Московское золото и нежная попа комсомолки. Часть Пятая — страница 5 из 48

Он чуть добрал штурвал на себя, ловя в прицел левый мотор бомбардировщика, и выровнял свой самолёт под брюхом противника, уровняв скорости.

Теперь он видел даже заклёпки на хвосте советского самолёта. Рука сама откинула предохранитель. Сто метров. Почти вплотную.

Он прицелился — и нажал на гашетки пулемётов…

Самый конец августа 1937 года. Небо над побережьем Бискайского залива между Биарритцем и Сан-Себастьяном.

Лёха всеми фибрами души хотел бросить штурвал и вписаться в хоровод, что разворачивался в пустом салоне его самолёта. Помочь Васюку, вмазать кулаком по истории, внести личный вклад в борьбу с Франко, наконец. Но, увы — автопилота в его пепелаце не было, и отпускать штурвал значило доверить управление лайнером силам аэродинамики и Господу Богу одновременно. Ни одни, ни другой не вызывали у Лёхи особого доверия.

Позади него, в нелепой позе, возился, пытаясь подняться Гадео, впечатанный головой в стенку — теперь уже просто Серрано. Вид у него был такой, будто его не столько побили, скорее выдернули из розетки.

В это же самое время, под действием очередного лихого виража, валяющийся в конце салона Борис Смирнов, возможно случайно, задел за дверь. Или, может быть, та изначально не была поставлена на стопор — не суть. Главное, что дверь с лёгким металлическим щелчком сорвалась с запора и теперь радостно хлопала. Каждое её движение впускало в салон бодрый поток прохладного воздуха и открывало перед участниками полёта шикарный вид на мелькающий внизу ландшафт, напоминающий гугл-мапс в режиме полёта.

При очередном резком вираже — правом на этот раз, да ещё с просадкой по высоте — Васюк с придурком докатились до зияющей бездной двери. Драка продолжалась в партере, если обшарпанный фанерный пол «Энвоя» можно было так назвать.

Ни сидений, ни привязей — только пустой салон, гул моторов и рёв воздуха из распахнутой двери, болтающейся на шарнирах.

Толстяк всё-таки пересилил.

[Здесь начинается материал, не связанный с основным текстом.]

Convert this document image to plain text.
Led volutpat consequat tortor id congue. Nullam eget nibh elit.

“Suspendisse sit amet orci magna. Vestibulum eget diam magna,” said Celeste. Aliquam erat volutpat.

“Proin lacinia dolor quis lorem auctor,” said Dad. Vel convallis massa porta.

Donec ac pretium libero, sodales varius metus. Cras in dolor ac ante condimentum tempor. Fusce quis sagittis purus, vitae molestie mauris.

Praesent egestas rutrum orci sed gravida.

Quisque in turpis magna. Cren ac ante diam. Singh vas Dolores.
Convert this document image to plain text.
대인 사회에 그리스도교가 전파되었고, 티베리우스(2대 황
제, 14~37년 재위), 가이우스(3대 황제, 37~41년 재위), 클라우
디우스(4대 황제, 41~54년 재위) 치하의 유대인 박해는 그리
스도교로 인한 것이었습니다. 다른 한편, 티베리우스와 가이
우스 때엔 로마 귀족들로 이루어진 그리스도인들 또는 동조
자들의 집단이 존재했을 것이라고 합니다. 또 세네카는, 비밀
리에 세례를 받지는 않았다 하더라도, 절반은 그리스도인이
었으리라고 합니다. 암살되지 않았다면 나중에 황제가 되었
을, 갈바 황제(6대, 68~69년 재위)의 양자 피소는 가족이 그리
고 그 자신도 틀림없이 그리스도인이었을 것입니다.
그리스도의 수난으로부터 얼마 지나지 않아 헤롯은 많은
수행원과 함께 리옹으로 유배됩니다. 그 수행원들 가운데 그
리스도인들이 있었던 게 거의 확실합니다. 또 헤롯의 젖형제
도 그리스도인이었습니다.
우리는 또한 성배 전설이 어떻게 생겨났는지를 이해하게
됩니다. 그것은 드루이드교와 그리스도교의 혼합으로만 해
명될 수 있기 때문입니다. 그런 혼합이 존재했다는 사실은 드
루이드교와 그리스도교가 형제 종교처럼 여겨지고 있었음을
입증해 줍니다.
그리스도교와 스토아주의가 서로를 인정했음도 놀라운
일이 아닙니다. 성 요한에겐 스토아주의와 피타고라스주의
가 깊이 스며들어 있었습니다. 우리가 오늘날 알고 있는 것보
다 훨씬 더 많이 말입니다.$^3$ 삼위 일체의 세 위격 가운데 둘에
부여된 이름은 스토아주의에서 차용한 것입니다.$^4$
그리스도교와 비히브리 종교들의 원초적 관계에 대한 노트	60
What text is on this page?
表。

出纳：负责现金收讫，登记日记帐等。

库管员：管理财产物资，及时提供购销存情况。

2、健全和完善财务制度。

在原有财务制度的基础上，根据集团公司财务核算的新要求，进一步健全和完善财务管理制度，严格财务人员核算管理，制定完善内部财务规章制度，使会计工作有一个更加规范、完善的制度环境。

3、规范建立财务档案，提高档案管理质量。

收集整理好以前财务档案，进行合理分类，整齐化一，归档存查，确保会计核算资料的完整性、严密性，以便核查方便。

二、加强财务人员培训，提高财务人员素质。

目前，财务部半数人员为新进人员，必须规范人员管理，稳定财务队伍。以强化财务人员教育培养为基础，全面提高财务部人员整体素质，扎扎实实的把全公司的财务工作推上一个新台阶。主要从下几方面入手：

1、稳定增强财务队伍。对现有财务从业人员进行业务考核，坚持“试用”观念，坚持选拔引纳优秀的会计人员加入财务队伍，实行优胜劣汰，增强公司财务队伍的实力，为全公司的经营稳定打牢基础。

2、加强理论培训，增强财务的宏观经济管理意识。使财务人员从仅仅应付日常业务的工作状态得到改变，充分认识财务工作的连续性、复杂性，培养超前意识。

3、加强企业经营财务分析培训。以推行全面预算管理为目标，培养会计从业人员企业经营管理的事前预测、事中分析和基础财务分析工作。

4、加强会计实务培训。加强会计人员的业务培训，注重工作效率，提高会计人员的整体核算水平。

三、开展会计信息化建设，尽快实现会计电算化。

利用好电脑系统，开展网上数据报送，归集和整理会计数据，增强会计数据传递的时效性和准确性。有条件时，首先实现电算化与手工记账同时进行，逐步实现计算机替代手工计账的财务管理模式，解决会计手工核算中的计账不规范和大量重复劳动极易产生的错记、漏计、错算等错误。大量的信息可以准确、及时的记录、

Тяжело дыша и хрюкая, он оседлал Васюка, навалился всем своим жирным нутром и с какой-то утробной радостью сдавил ему горло жирными пальцами, так что захрустели суставы. Улыбка расползалась по его тупому лицу, глаза блёстели, как у упитанного маньяка, дорвавшегося до беззащитной жертвы. Васюк хрипел, багровел, бился под тушей, выцарапывая воздух, и всё же не сдавался. Его пальцы цеплялись за запястья врага, пытаясь отодрать их от собственной шеи.

Лёха, вцепившись в штурвал, вёл «Энвой» по какой то дерганой траектории, то вверх, то вбок, бросая взгляды в зеркало, вжимая самолет в небо и пытаясь хоть как-то помочь, хоть как-то изменить исход этого дикого клинча.

И тут… Борис Смирнов, лежащий кулём у переборки, вздрогнул, зашипел сквозь кляп, извернулся, как змей, и с силой пнул обеими ногами в морду арабу.

Раздался хруст — как от треснувшего арбуза, который уронили на землю. Толстяк замер, шокированный, на мгновение ослабил натиск и разжал пальцы — но этого оказалось достаточно. Васюк с неестественной, остервенелой мощью пихнул врага. Толстяк завалился назад и скатился с Серёги.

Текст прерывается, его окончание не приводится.